What began last year as Rodgers, 37, reiterating that he not only wanted to play into his 40s but wanted to do it in Green Bay has done a 180.
When he said last May that “my sincere desire to start and finish with the same organization, just as it has with many other players over the years, may not be a reality at this point,” it seemed he was putting the onus on the Packers to recommit to him.
A year later, it sounds as if he doesn’t even want that anymore. He has even turned down contract extensions or renegotiations, according to Schefter.
If that’s the case, then all the Packers’ efforts to keep their team from last year largely intact — they returned 20 of 22 starters on offense and defense — and make one more run at a Super Bowl with the group that reached the NFC Championship Game two years in a row might end up for naught.
If Green Bay traded or released Rodgers today, it would save $5,646,000 in salary-cap space. If it did so after June 1, it would save $22,850,000 in cap space. Rodgers is under contract through 2023 — same as Love — but has no more guaranteed money left on his deal.

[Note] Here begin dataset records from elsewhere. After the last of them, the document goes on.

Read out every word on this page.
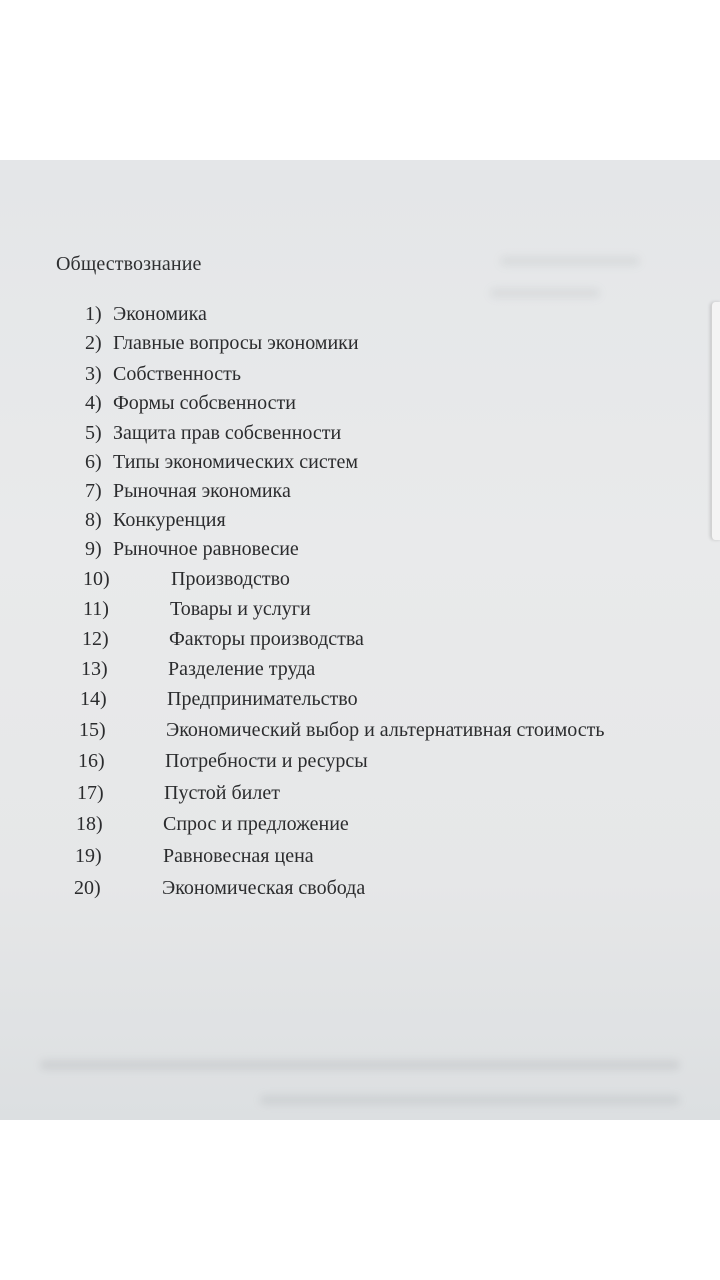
Обществознание
1) Экономика
2) Главные вопросы экономики
3) Собственность
4) Формы собсвенности
5) Защита прав собсвенности
6) Типы экономических систем
7) Рыночная экономика
8) Конкуренция
9) Рыночное равновесие
10)	Производство
11)	Товары и услуги
12)	Факторы производства
13)	Разделение труда
14)	Предпринимательство
15)	Экономический выбор и альтернативная стоимость
16)	Потребности и ресурсы
17)	Пустой билет
18)	Спрос и предложение
19)	Равновесная цена
20)	Экономическая свобода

Love didn’t get a chance to show much last offseason as a rookie. There were no in-person offseason workouts, and training camp was a truncated version of the real thing (and included no preseason games). He didn’t even get QB2 reps; those went to Tim Boyle, who spent last season as Rodgers’ backup.
Dan Orlovsky says teams in draft’s top 10 looking for a quarterback need to inquire about potentially trading for a disgruntled Aaron Rodgers.
What Love showed, with limited reps as the No. 3 quarterback, wasn’t all that great. It’s no wonder general manager Brian Gutekunst expressed how important this offseason was for Love. But important so that he could be the backup, not the starter.
Green Bay invested three seasons in Boyle but then did not tender him as a restricted free agent this season. Boyle then signed a one-year deal with the Detroit Lions in free agency.
Gutekunst and the Packers have refused all trade offers for Rodgers. Gutekunst denied shortly after the season that the Los Angeles Rams had made a run at Rodgers, as the Los Angeles Times reported at the time. Gutekunst said there was “no truth” to that. A source told ESPN on Thursday that reports of the San Francisco 49ers offering the No. 3 pick plus quarterback Jimmy Garoppolo and other draft picks for Rodgers also was not true. However, Schefter reported that the 49ers did inquire without making a specific trade offer.
Either way, it seems as if the Packers will have another uncomfortable quarterback transition on their hands — and perhaps sooner than they thought. Thirteen years ago, the Packers moved on from Brett Favre to Rodgers. In that case, Favre hastily retired and then changed his mind, forcing the Packers to trade him to the Jets in August 2008 because they had already committed to Rodgers.
After a 6-10 first season with Rodgers as the starter, the Packers returned to Super Bowl contention and won one soon after. But that was with Rodgers having been the backup for three years. What the Packers would look like without Rodgers in 2021 might not even be that good.